Giovedì il documentario va in onda. Poi parlano i tre politici ospiti, tutti favorevoli a Cuffaro: sia Vietti e Alemanno del centrodestra, sia Emma Bonino dell’Unione, che lamenta l’assenza di Cuffaro come se fosse colpa di Santoro. Vietti e Bonino s’incaricano di interrompere e coprire con la loro voce chiunque dica cose sgradite a Cuffaro, cioè vere. Per esempio che lo stesso Cuffaro, al processo, ha ammesso di aver incontrato Salvatore Aragona e Vincenzo Greco sapendo che erano stati condannati: l’uno per mafia (procurò un falso alibi a Enzo Brusca in un processo per omicidio), l’altro per favoreggiamento alla mafia (curò il latitante Salvatore Grigoli, l’assassino di don Puglisi). Subito dopo parte il pianto greco dell’Udc, dell’Udeur (non c’entra ma c’è sempre), di FI, di Giuliano Ferrara e trombettieri vari contro la “gogna mediatica” di Annozero. Giuliano Urbani, membro forzista del Cda Rai, parla di «processo in contumacia». Corrado Calabrò, presidente dell’Agcom, annuncia un «preavviso di richiamo» per tre puntate di Annozero e un monitoraggio sull’ultima. Ora, il «preavviso di richiamo» non è previsto da alcuna legge: è come se un giudice convocasse la stampa per informare che Tizio è stato condannato - senza che quello sapesse neppure di essere sotto processo - ma la sentenza non è stata ancora scritta e gli verrà recapitata con comodo. Quella dell’Agcom è la «gogna mediatica» che viene rinfacciata a Santoro, che non ha mai potuto difendersi dall’accusa perché nessuno gliel’ha mai contestato. Persino un eccellente giornalista come Giovanni Valentini accusa Santoro di «tradire la sua funzione» perché «sceglie gli ospiti, toglie e dà la parola, impone un ordine di priorità, determina i tempi e lo svolgimento del dibattito» (e chi dovrebbe farlo, di grazia?) e soprattutto perché «non assicura la pluralità dei punti di vista e l’osservanza del contraddittorio».

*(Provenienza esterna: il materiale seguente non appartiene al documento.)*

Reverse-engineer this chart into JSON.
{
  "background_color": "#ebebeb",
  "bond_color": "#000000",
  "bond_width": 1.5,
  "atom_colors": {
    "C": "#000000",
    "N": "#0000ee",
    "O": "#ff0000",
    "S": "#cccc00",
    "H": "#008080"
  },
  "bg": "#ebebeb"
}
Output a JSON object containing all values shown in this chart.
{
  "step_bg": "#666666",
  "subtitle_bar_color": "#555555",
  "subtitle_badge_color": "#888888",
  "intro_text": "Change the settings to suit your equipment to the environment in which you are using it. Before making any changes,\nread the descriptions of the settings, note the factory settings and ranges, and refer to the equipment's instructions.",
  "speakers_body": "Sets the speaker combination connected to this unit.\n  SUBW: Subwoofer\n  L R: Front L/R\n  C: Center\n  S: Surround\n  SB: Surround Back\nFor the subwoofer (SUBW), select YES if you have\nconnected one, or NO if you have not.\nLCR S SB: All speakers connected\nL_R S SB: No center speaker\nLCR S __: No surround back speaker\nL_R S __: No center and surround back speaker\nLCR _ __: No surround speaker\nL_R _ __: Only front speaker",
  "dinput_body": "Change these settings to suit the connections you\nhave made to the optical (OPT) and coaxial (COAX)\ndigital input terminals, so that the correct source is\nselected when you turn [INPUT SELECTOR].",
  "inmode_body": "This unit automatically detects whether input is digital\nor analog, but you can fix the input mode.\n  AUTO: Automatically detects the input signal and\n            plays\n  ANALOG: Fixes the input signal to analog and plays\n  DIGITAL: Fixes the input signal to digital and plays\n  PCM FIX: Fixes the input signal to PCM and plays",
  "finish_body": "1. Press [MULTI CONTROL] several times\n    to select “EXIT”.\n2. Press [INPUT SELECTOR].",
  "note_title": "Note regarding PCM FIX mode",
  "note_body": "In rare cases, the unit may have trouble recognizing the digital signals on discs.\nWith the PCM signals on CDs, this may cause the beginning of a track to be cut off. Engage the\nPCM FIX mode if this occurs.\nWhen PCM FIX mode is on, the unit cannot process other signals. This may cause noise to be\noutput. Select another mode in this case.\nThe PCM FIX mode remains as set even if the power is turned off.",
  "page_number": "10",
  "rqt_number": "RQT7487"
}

Ma basta leggere il quotidiano La Sicilia per conoscere l’«improrogabile impegno» istituzionale che ha costretto Cuffaro a disertare Annozero: una messa in onore di don Bosco e una cena con gli ex-compagni di liceo salesiano sul mare di Palermo, a base di cozze, ostriche, alici marinate e sarde a beccafico. Il cronista domanda perché non sia andato ad Annozero. E Totò: «Non sono andato da Santoro perché oggi è una giornata particolare per me e per tutti quelli che siamo stati educati dai salesiani. Non ho neanche intenzione di vedere la trasmissione». C’è chi la vede per lui e, tra una portata e l’altra, lo aggiorna al telefono. Alla fine baci e abbracci, soprattutto baci, e un bel brindisi. Per stavolta, niente cannoli. La pretestuosità dell’«impegno improrogabile» è evidente: Cuffaro se ne sarebbe inventato uno a settimana, per rinviare alla calende greche la puntata sulla sua condanna. Magari fino alla campagna elettorale, quando calerà la mannaia della par condicio. La tv è libera di occuparsi di Cuffaro solo se c’è Cuffaro; ma siccome Cuffaro non c’è mai, la tv non deve occuparsi mai di Cuffaro. Un giochetto talmente evidente che tutti dovrebbero vederlo. Infatti non lo vede nessuno.